Sementara meningkatnya industri makanan dan minuman di 2016 ini didorong oleh kecenderungan masyarakat, khususnya kelas menengah ke atas, yang mengutamakan konsumsi produk makanan dan minuman yang higienis dan alami. Tak heran bila realisasi investasi sektor industri makanan dan minuman hingga triwulan II-2016 sebesar Rp24 triliun untuk PMDN dan USD1,6 miliar atau setara Rp21,52 triliun (Rp13.450/USD).
Sayangnya, ekspor makanan dan minuman tak seterang pertumbuhan sang industri secara keseluruhan. Berdasarkan data BPS, ekspor industri makanan dan minuman sepanjang periode Januari-Oktober 2016 tercatat sebesar USD20,42 miliar (Rp274,65 triliun) atau lebih rendah 9,59 persen dari periode yang sama tahun sebelumnya yang berhasil mencetak USD22,05 miliar (Rp296,57 triliun).
"Untuk itu kami mencoba masuk ke negara-negara tujuan non tradisional, tapi pengaruhnya belum akan terlihat dalam waktu dekat. Celah kebutuhan produk halal juga digarap meski kontribusinya masih rendah," papar Adhi.

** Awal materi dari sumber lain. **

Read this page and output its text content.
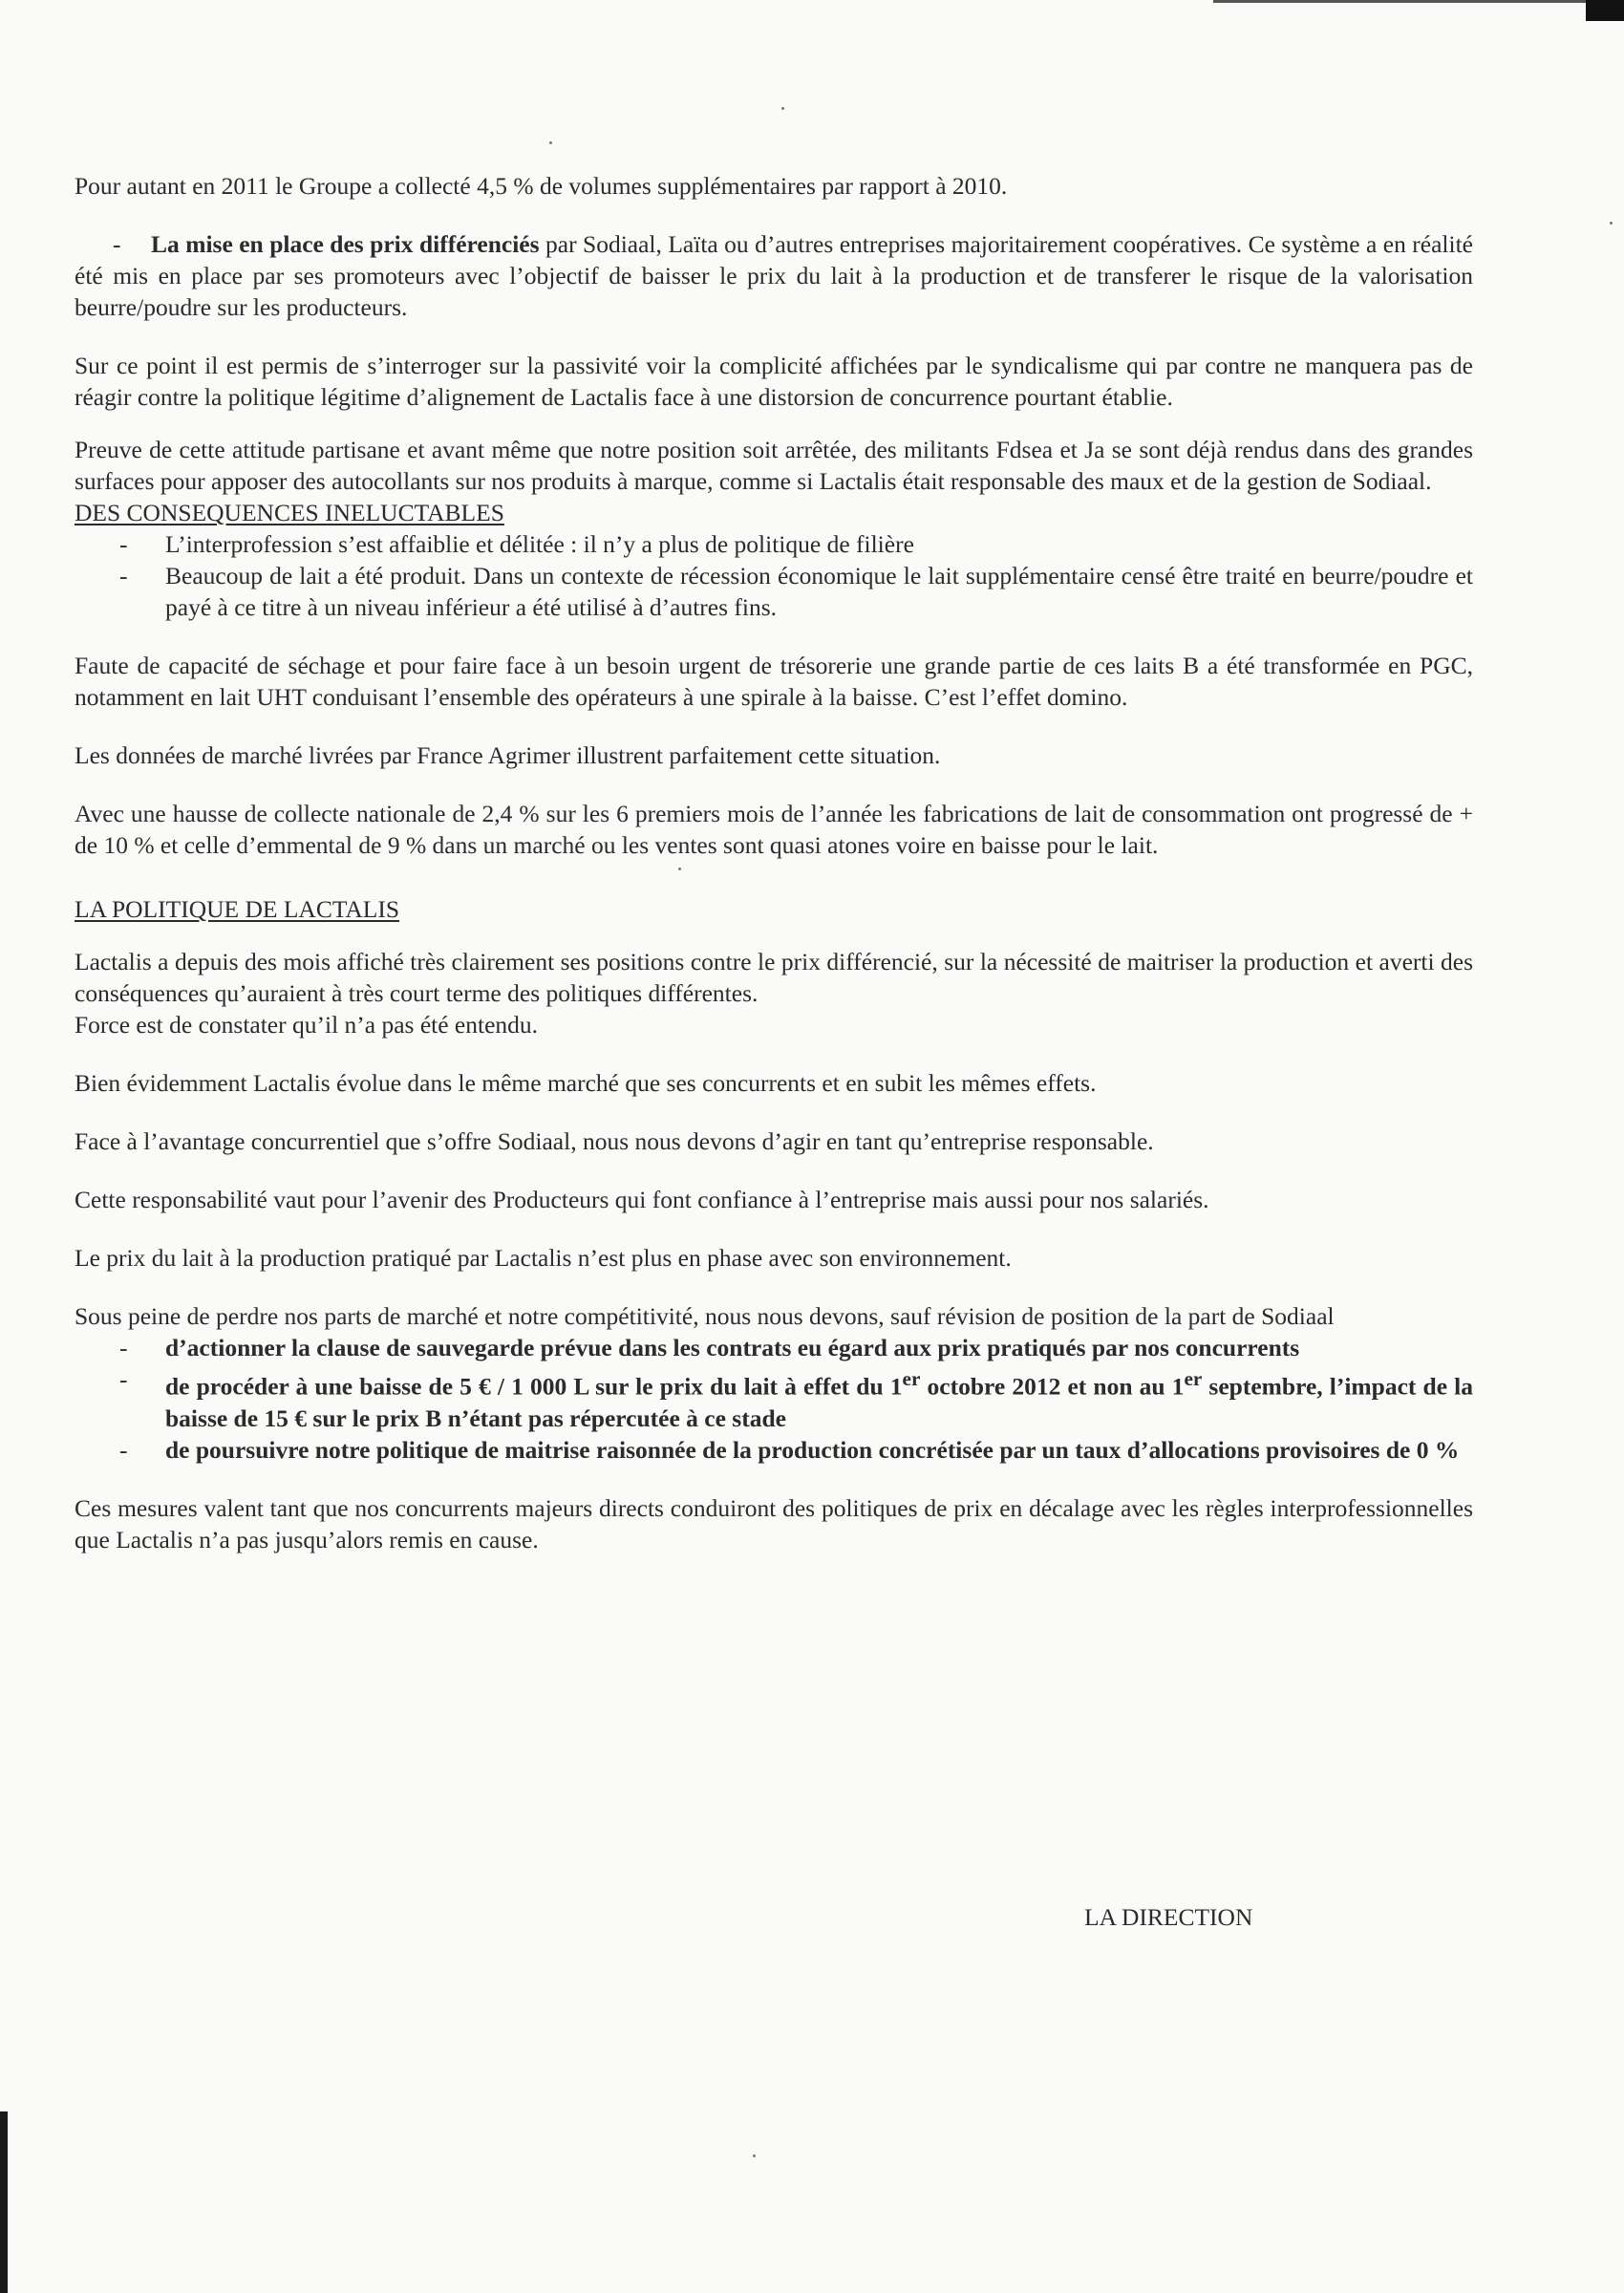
Pour autant en 2011 le Groupe a collecté 4,5 % de volumes supplémentaires par rapport à 2010.

- La mise en place des prix différenciés par Sodiaal, Laïta ou d’autres entreprises majoritairement coopératives. Ce système a en réalité été mis en place par ses promoteurs avec l’objectif de baisser le prix du lait à la production et de transferer le risque de la valorisation beurre/poudre sur les producteurs.

Sur ce point il est permis de s’interroger sur la passivité voir la complicité affichées par le syndicalisme qui par contre ne manquera pas de réagir contre la politique légitime d’alignement de Lactalis face à une distorsion de concurrence pourtant établie.

Preuve de cette attitude partisane et avant même que notre position soit arrêtée, des militants Fdsea et Ja se sont déjà rendus dans des grandes surfaces pour apposer des autocollants sur nos produits à marque, comme si Lactalis était responsable des maux et de la gestion de Sodiaal.

DES CONSEQUENCES INELUCTABLES
- L’interprofession s’est affaiblie et délitée : il n’y a plus de politique de filière
- Beaucoup de lait a été produit. Dans un contexte de récession économique le lait supplémentaire censé être traité en beurre/poudre et payé à ce titre à un niveau inférieur a été utilisé à d’autres fins.

Faute de capacité de séchage et pour faire face à un besoin urgent de trésorerie une grande partie de ces laits B a été transformée en PGC, notamment en lait UHT conduisant l’ensemble des opérateurs à une spirale à la baisse. C’est l’effet domino.

Les données de marché livrées par France Agrimer illustrent parfaitement cette situation.

Avec une hausse de collecte nationale de 2,4 % sur les 6 premiers mois de l’année les fabrications de lait de consommation ont progressé de + de 10 % et celle d’emmental de 9 % dans un marché ou les ventes sont quasi atones voire en baisse pour le lait.

LA POLITIQUE DE LACTALIS

Lactalis a depuis des mois affiché très clairement ses positions contre le prix différencié, sur la nécessité de maitriser la production et averti des conséquences qu’auraient à très court terme des politiques différentes.

Force est de constater qu’il n’a pas été entendu.

Bien évidemment Lactalis évolue dans le même marché que ses concurrents et en subit les mêmes effets.

Face à l’avantage concurrentiel que s’offre Sodiaal, nous nous devons d’agir en tant qu’entreprise responsable.

Cette responsabilité vaut pour l’avenir des Producteurs qui font confiance à l’entreprise mais aussi pour nos salariés.

Le prix du lait à la production pratiqué par Lactalis n’est plus en phase avec son environnement.

Sous peine de perdre nos parts de marché et notre compétitivité, nous nous devons, sauf révision de position de la part de Sodiaal

- d’actionner la clause de sauvegarde prévue dans les contrats eu égard aux prix pratiqués par nos concurrents
- de procéder à une baisse de 5 € / 1 000 L sur le prix du lait à effet du 1er octobre 2012 et non au 1er septembre, l’impact de la baisse de 15 € sur le prix B n’étant pas répercutée à ce stade
- de poursuivre notre politique de maitrise raisonnée de la production concrétisée par un taux d’allocations provisoires de 0 %

Ces mesures valent tant que nos concurrents majeurs directs conduiront des politiques de prix en décalage avec les règles interprofessionnelles que Lactalis n’a pas jusqu’alors remis en cause.

LA DIRECTION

Sedangkan untuk tahun depan, Kemenperin meramal pertumbuhan industri makanan dan minuman merosot ke kisaran 7,5 persen hingga 7,8 persen. Airlangga menyebut demikian karena adanya sentimen negatif yang menghambat laju industri makanan dan minuman seperti penarikan cukai kemasan plastik, kewajiban pengelolaan sampah kemasan, dan pengenaan bea masuk antidumping.
Baca: Ini Cara Menperin Capai Target Pertumbuhan Industri di 2017
"Tapi tahun depan industri makanan dan minuman masih menjadi motor pertumbuhan industri pengolahan nonmigas yang pada 2017 ditargetkan tumbuh 5,3 persen hingga 5,6 persen. Lebih tinggi dari proyeksi pertumbuhan ekonomi sebesar 5,1 persen hingga 5,4 persen," terang Airlangga.

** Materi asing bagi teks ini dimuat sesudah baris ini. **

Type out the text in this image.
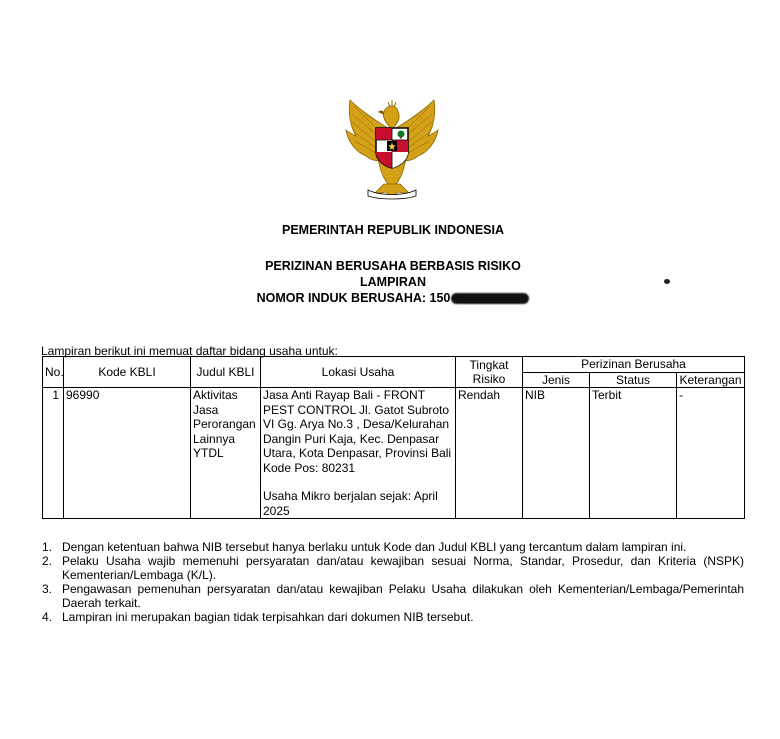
PEMERINTAH REPUBLIK INDONESIA
PERIZINAN BERUSAHA BERBASIS RISIKO
LAMPIRAN
NOMOR INDUK BERUSAHA: 150
Lampiran berikut ini memuat daftar bidang usaha untuk:
No.	Kode KBLI	Judul KBLI	Lokasi Usaha	Tingkat Risiko	Perizinan Berusaha		
					Jenis	Status	Keterangan
1	96990	Aktivitas Jasa Perorangan Lainnya YTDL	Jasa Anti Rayap Bali - FRONT PEST CONTROL Jl. Gatot Subroto VI Gg. Arya No.3 , Desa/Kelurahan Dangin Puri Kaja, Kec. Denpasar Utara, Kota Denpasar, Provinsi Bali Kode Pos: 80231
Usaha Mikro berjalan sejak: April 2025	Rendah	NIB	Terbit	-
1. Dengan ketentuan bahwa NIB tersebut hanya berlaku untuk Kode dan Judul KBLI yang tercantum dalam lampiran ini.
2. Pelaku Usaha wajib memenuhi persyaratan dan/atau kewajiban sesuai Norma, Standar, Prosedur, dan Kriteria (NSPK) Kementerian/Lembaga (K/L).
3. Pengawasan pemenuhan persyaratan dan/atau kewajiban Pelaku Usaha dilakukan oleh Kementerian/Lembaga/Pemerintah Daerah terkait.
4. Lampiran ini merupakan bagian tidak terpisahkan dari dokumen NIB tersebut.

Adhi menolak ramalan Airlangga terhadap pertumbuhan industri makanan dan minuman di 2017. Sebab menurut dia, industri makanan dan minuman pada tahun depan bisa tumbuh di kisaran 8,5 persen.
Sentimennya, karena harga komoditas pangan dari sektor pertanian dan perkebunan diperkirakan cukup stabil di tahun depan. Kondisi tersebut bakal mendongkrak daya beli masyarakat sehingga ekonomi juga tumbuh semakin menggeliat.
Faktor lainnya adalah proyeksi pertumbuhan ekonomi yang sebesar 5,1 persen hingga 5,4 persen atau lebih baik ketimbang pertumbuhan tahun ini yang hanya di kisaran 5 persen. Juga karena penyusunan Anggaran Pendapatan dan Belanja Negara (APBN) 2017 yang lebih realistis.
"Sehingga ini bisa mendongkrak minat investasi menjadi lebih baik, lebih cepat. Termasuk salah satunya investasi itu masuk ke sektor industri makanan dan minuman," tutup Adhi.